Assets in higher-risk locations, whether that is due to crime, flooding or other reasons, are simply going to cost more to insure, Al Qoreishy said.

“Your job as an investor is to lower that risk for the insurance companies. You get a lower rate if you’re a lower risk for them,” she said. “At the end of the day, they don’t want to pay out.”

Al Qoreishy recommends upgrading property security, researching properties before purchasing and being aware of past claims and losses, adding that insurance brokers help in this area. A relationship with an agent is more important than ever to avoid risky properties with bank-breaking rates, he says.

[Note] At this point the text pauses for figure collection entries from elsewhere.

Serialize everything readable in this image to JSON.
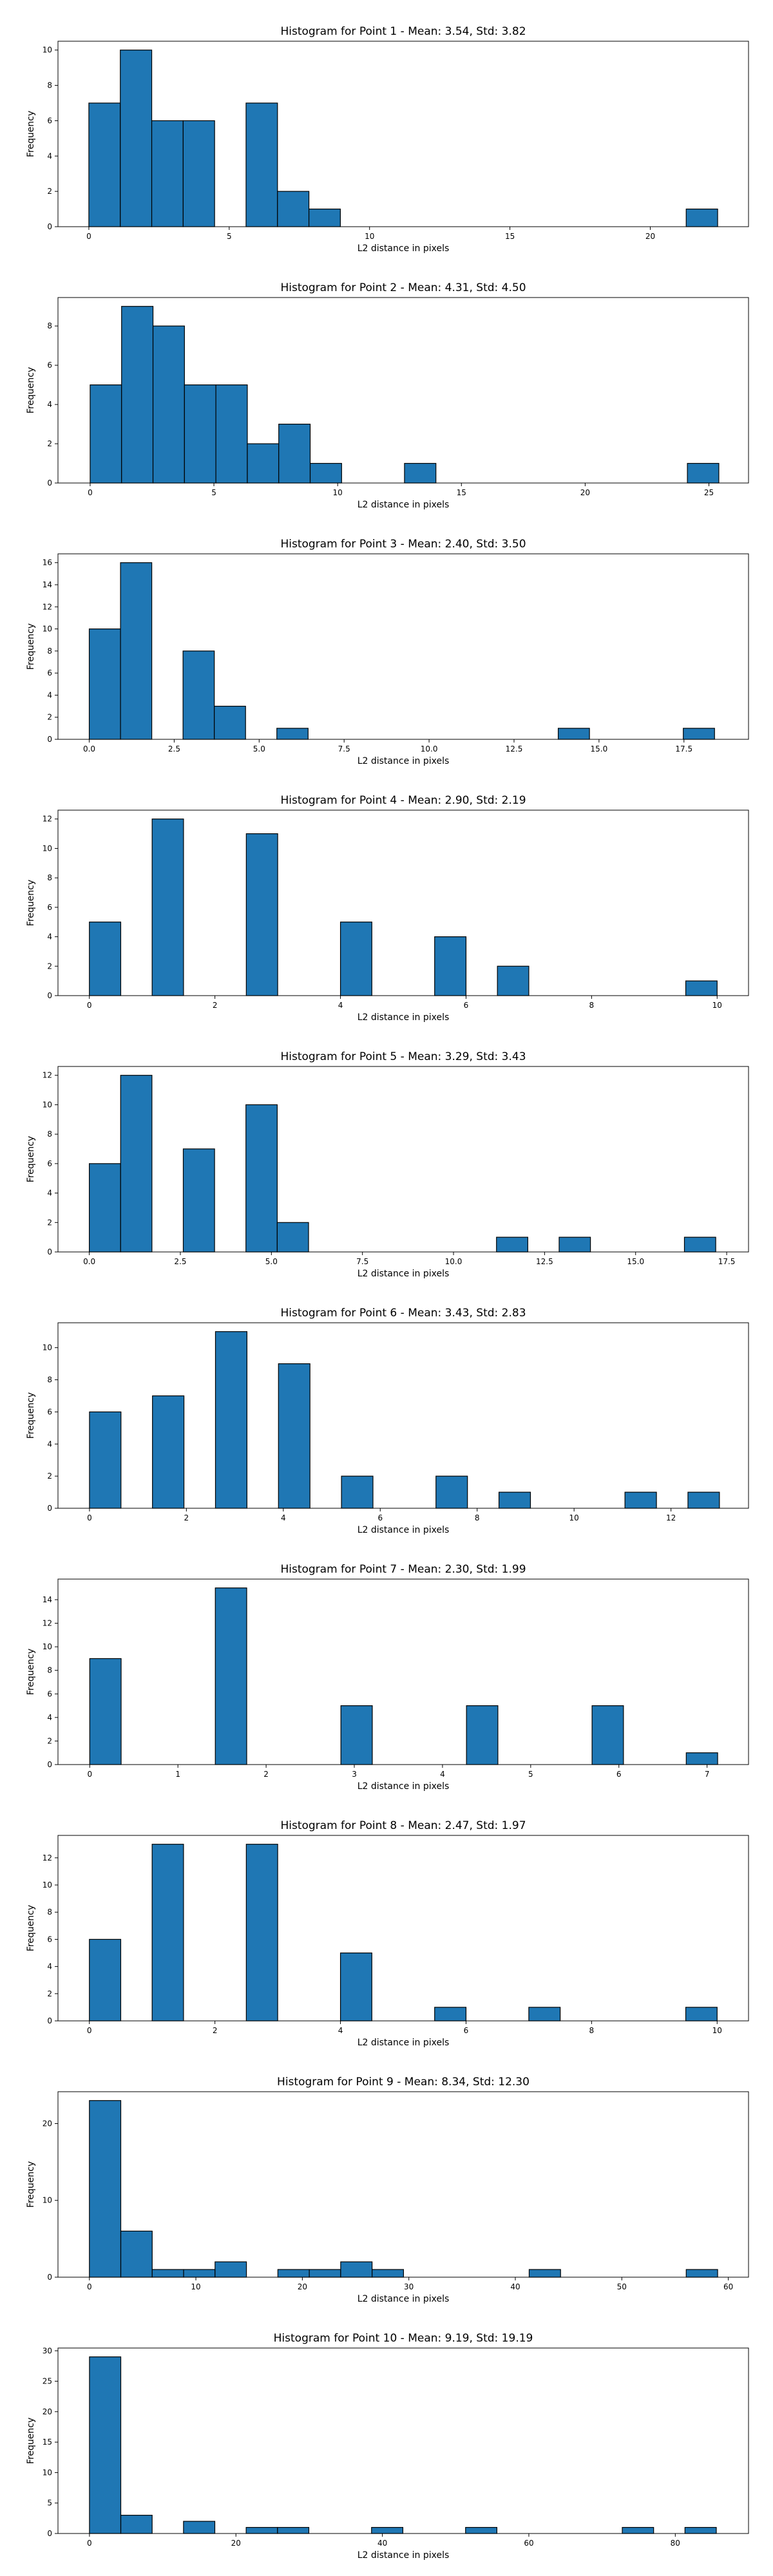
{
  "style": {
    "bar_color": "#1f77b4",
    "edge_color": "#000000",
    "background": "#ffffff"
  },
  "chart_data": [
    {
      "type": "bar",
      "title": "Histogram for Point 1 - Mean: 3.54, Std: 3.82",
      "xlabel": "L2 distance in pixels",
      "ylabel": "Frequency",
      "xlim": [
        -1.1,
        23.5
      ],
      "ylim": [
        0,
        10.5
      ],
      "xticks": [
        0,
        5,
        10,
        15,
        20
      ],
      "yticks": [
        0,
        2,
        4,
        6,
        8,
        10
      ],
      "bin_edges": [
        0,
        1.12,
        2.24,
        3.36,
        4.48,
        5.6,
        6.72,
        7.84,
        8.96,
        10.08,
        11.2,
        12.32,
        13.44,
        14.56,
        15.68,
        16.8,
        17.92,
        19.04,
        20.16,
        21.28,
        22.4
      ],
      "values": [
        7,
        10,
        6,
        6,
        0,
        7,
        2,
        1,
        0,
        0,
        0,
        0,
        0,
        0,
        0,
        0,
        0,
        0,
        0,
        1
      ],
      "grid": false,
      "legend": "none"
    },
    {
      "type": "bar",
      "title": "Histogram for Point 2 - Mean: 4.31, Std: 4.50",
      "xlabel": "L2 distance in pixels",
      "ylabel": "Frequency",
      "xlim": [
        -1.3,
        26.6
      ],
      "ylim": [
        0,
        9.45
      ],
      "xticks": [
        0,
        5,
        10,
        15,
        20,
        25
      ],
      "yticks": [
        0,
        2,
        4,
        6,
        8
      ],
      "bin_edges": [
        0,
        1.27,
        2.54,
        3.81,
        5.08,
        6.35,
        7.62,
        8.89,
        10.16,
        11.43,
        12.7,
        13.97,
        15.24,
        16.51,
        17.78,
        19.05,
        20.32,
        21.59,
        22.86,
        24.13,
        25.4
      ],
      "values": [
        5,
        9,
        8,
        5,
        5,
        2,
        3,
        1,
        0,
        0,
        1,
        0,
        0,
        0,
        0,
        0,
        0,
        0,
        0,
        1
      ],
      "grid": false,
      "legend": "none"
    },
    {
      "type": "bar",
      "title": "Histogram for Point 3 - Mean: 2.40, Std: 3.50",
      "xlabel": "L2 distance in pixels",
      "ylabel": "Frequency",
      "xlim": [
        -0.92,
        19.4
      ],
      "ylim": [
        0,
        16.8
      ],
      "xticks": [
        0.0,
        2.5,
        5.0,
        7.5,
        10.0,
        12.5,
        15.0,
        17.5
      ],
      "yticks": [
        0,
        2,
        4,
        6,
        8,
        10,
        12,
        14,
        16
      ],
      "bin_edges": [
        0,
        0.92,
        1.84,
        2.76,
        3.68,
        4.6,
        5.52,
        6.44,
        7.36,
        8.28,
        9.2,
        10.12,
        11.04,
        11.96,
        12.88,
        13.8,
        14.72,
        15.64,
        16.56,
        17.48,
        18.4
      ],
      "values": [
        10,
        16,
        0,
        8,
        3,
        0,
        1,
        0,
        0,
        0,
        0,
        0,
        0,
        0,
        0,
        1,
        0,
        0,
        0,
        1
      ],
      "grid": false,
      "legend": "none"
    },
    {
      "type": "bar",
      "title": "Histogram for Point 4 - Mean: 2.90, Std: 2.19",
      "xlabel": "L2 distance in pixels",
      "ylabel": "Frequency",
      "xlim": [
        -0.5,
        10.5
      ],
      "ylim": [
        0,
        12.6
      ],
      "xticks": [
        0,
        2,
        4,
        6,
        8,
        10
      ],
      "yticks": [
        0,
        2,
        4,
        6,
        8,
        10,
        12
      ],
      "bin_edges": [
        0,
        0.5,
        1,
        1.5,
        2,
        2.5,
        3,
        3.5,
        4,
        4.5,
        5,
        5.5,
        6,
        6.5,
        7,
        7.5,
        8,
        8.5,
        9,
        9.5,
        10
      ],
      "values": [
        5,
        0,
        12,
        0,
        0,
        11,
        0,
        0,
        5,
        0,
        0,
        4,
        0,
        2,
        0,
        0,
        0,
        0,
        0,
        1
      ],
      "grid": false,
      "legend": "none"
    },
    {
      "type": "bar",
      "title": "Histogram for Point 5 - Mean: 3.29, Std: 3.43",
      "xlabel": "L2 distance in pixels",
      "ylabel": "Frequency",
      "xlim": [
        -0.86,
        18.1
      ],
      "ylim": [
        0,
        12.6
      ],
      "xticks": [
        0.0,
        2.5,
        5.0,
        7.5,
        10.0,
        12.5,
        15.0,
        17.5
      ],
      "yticks": [
        0,
        2,
        4,
        6,
        8,
        10,
        12
      ],
      "bin_edges": [
        0,
        0.86,
        1.72,
        2.58,
        3.44,
        4.3,
        5.16,
        6.02,
        6.88,
        7.74,
        8.6,
        9.46,
        10.32,
        11.18,
        12.04,
        12.9,
        13.76,
        14.62,
        15.48,
        16.34,
        17.2
      ],
      "values": [
        6,
        12,
        0,
        7,
        0,
        10,
        2,
        0,
        0,
        0,
        0,
        0,
        0,
        1,
        0,
        1,
        0,
        0,
        0,
        1
      ],
      "grid": false,
      "legend": "none"
    },
    {
      "type": "bar",
      "title": "Histogram for Point 6 - Mean: 3.43, Std: 2.83",
      "xlabel": "L2 distance in pixels",
      "ylabel": "Frequency",
      "xlim": [
        -0.65,
        13.6
      ],
      "ylim": [
        0,
        11.55
      ],
      "xticks": [
        0,
        2,
        4,
        6,
        8,
        10,
        12
      ],
      "yticks": [
        0,
        2,
        4,
        6,
        8,
        10
      ],
      "bin_edges": [
        0,
        0.65,
        1.3,
        1.95,
        2.6,
        3.25,
        3.9,
        4.55,
        5.2,
        5.85,
        6.5,
        7.15,
        7.8,
        8.45,
        9.1,
        9.75,
        10.4,
        11.05,
        11.7,
        12.35,
        13.0
      ],
      "values": [
        6,
        0,
        7,
        0,
        11,
        0,
        9,
        0,
        2,
        0,
        0,
        2,
        0,
        1,
        0,
        0,
        0,
        1,
        0,
        1
      ],
      "grid": false,
      "legend": "none"
    },
    {
      "type": "bar",
      "title": "Histogram for Point 7 - Mean: 2.30, Std: 1.99",
      "xlabel": "L2 distance in pixels",
      "ylabel": "Frequency",
      "xlim": [
        -0.36,
        7.47
      ],
      "ylim": [
        0,
        15.75
      ],
      "xticks": [
        0,
        1,
        2,
        3,
        4,
        5,
        6,
        7
      ],
      "yticks": [
        0,
        2,
        4,
        6,
        8,
        10,
        12,
        14
      ],
      "bin_edges": [
        0,
        0.356,
        0.712,
        1.068,
        1.424,
        1.78,
        2.136,
        2.492,
        2.848,
        3.204,
        3.56,
        3.916,
        4.272,
        4.628,
        4.984,
        5.34,
        5.696,
        6.052,
        6.408,
        6.764,
        7.12
      ],
      "values": [
        9,
        0,
        0,
        0,
        15,
        0,
        0,
        0,
        5,
        0,
        0,
        0,
        5,
        0,
        0,
        0,
        5,
        0,
        0,
        1
      ],
      "grid": false,
      "legend": "none"
    },
    {
      "type": "bar",
      "title": "Histogram for Point 8 - Mean: 2.47, Std: 1.97",
      "xlabel": "L2 distance in pixels",
      "ylabel": "Frequency",
      "xlim": [
        -0.5,
        10.5
      ],
      "ylim": [
        0,
        13.65
      ],
      "xticks": [
        0,
        2,
        4,
        6,
        8,
        10
      ],
      "yticks": [
        0,
        2,
        4,
        6,
        8,
        10,
        12
      ],
      "bin_edges": [
        0,
        0.5,
        1,
        1.5,
        2,
        2.5,
        3,
        3.5,
        4,
        4.5,
        5,
        5.5,
        6,
        6.5,
        7,
        7.5,
        8,
        8.5,
        9,
        9.5,
        10
      ],
      "values": [
        6,
        0,
        13,
        0,
        0,
        13,
        0,
        0,
        5,
        0,
        0,
        1,
        0,
        0,
        1,
        0,
        0,
        0,
        0,
        1
      ],
      "grid": false,
      "legend": "none"
    },
    {
      "type": "bar",
      "title": "Histogram for Point 9 - Mean: 8.34, Std: 12.30",
      "xlabel": "L2 distance in pixels",
      "ylabel": "Frequency",
      "xlim": [
        -2.95,
        61.9
      ],
      "ylim": [
        0,
        24.15
      ],
      "xticks": [
        0,
        10,
        20,
        30,
        40,
        50,
        60
      ],
      "yticks": [
        0,
        10,
        20
      ],
      "bin_edges": [
        0,
        2.95,
        5.9,
        8.85,
        11.8,
        14.75,
        17.7,
        20.65,
        23.6,
        26.55,
        29.5,
        32.45,
        35.4,
        38.35,
        41.3,
        44.25,
        47.2,
        50.15,
        53.1,
        56.05,
        59.0
      ],
      "values": [
        23,
        6,
        1,
        1,
        2,
        0,
        1,
        1,
        2,
        1,
        0,
        0,
        0,
        0,
        1,
        0,
        0,
        0,
        0,
        1
      ],
      "grid": false,
      "legend": "none"
    },
    {
      "type": "bar",
      "title": "Histogram for Point 10 - Mean: 9.19, Std: 19.19",
      "xlabel": "L2 distance in pixels",
      "ylabel": "Frequency",
      "xlim": [
        -4.3,
        90.0
      ],
      "ylim": [
        0,
        30.45
      ],
      "xticks": [
        0,
        20,
        40,
        60,
        80
      ],
      "yticks": [
        0,
        5,
        10,
        15,
        20,
        25,
        30
      ],
      "bin_edges": [
        0,
        4.28,
        8.56,
        12.84,
        17.12,
        21.4,
        25.68,
        29.96,
        34.24,
        38.52,
        42.8,
        47.08,
        51.36,
        55.64,
        59.92,
        64.2,
        68.48,
        72.76,
        77.04,
        81.32,
        85.6
      ],
      "values": [
        29,
        3,
        0,
        2,
        0,
        1,
        1,
        0,
        0,
        1,
        0,
        0,
        1,
        0,
        0,
        0,
        0,
        1,
        0,
        1
      ],
      "grid": false,
      "legend": "none"
    }
  ]
}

RR Living avoids renewing insurance policies during hurricane season because that is when rates are at their highest, French says. It also finds discounts by insuring multiple properties on one policy, replacing older windows with wind-resistant glass, upgrading wiring and raising foundations on new construction in flood-prone areas.

For investors, Goyal suggests to lenders to “get them to be more reasonable” about insurance policy requirements.

“A lot of them have preset requirements and what they want to see for insurance,” he said. “The [pricing] has changed substantially, so we’re starting to see some lenders come down on that.”

That is another thing an insurance broker can help with, Johnson said, adding buyers need to review contract language carefully to “see if we can push back.”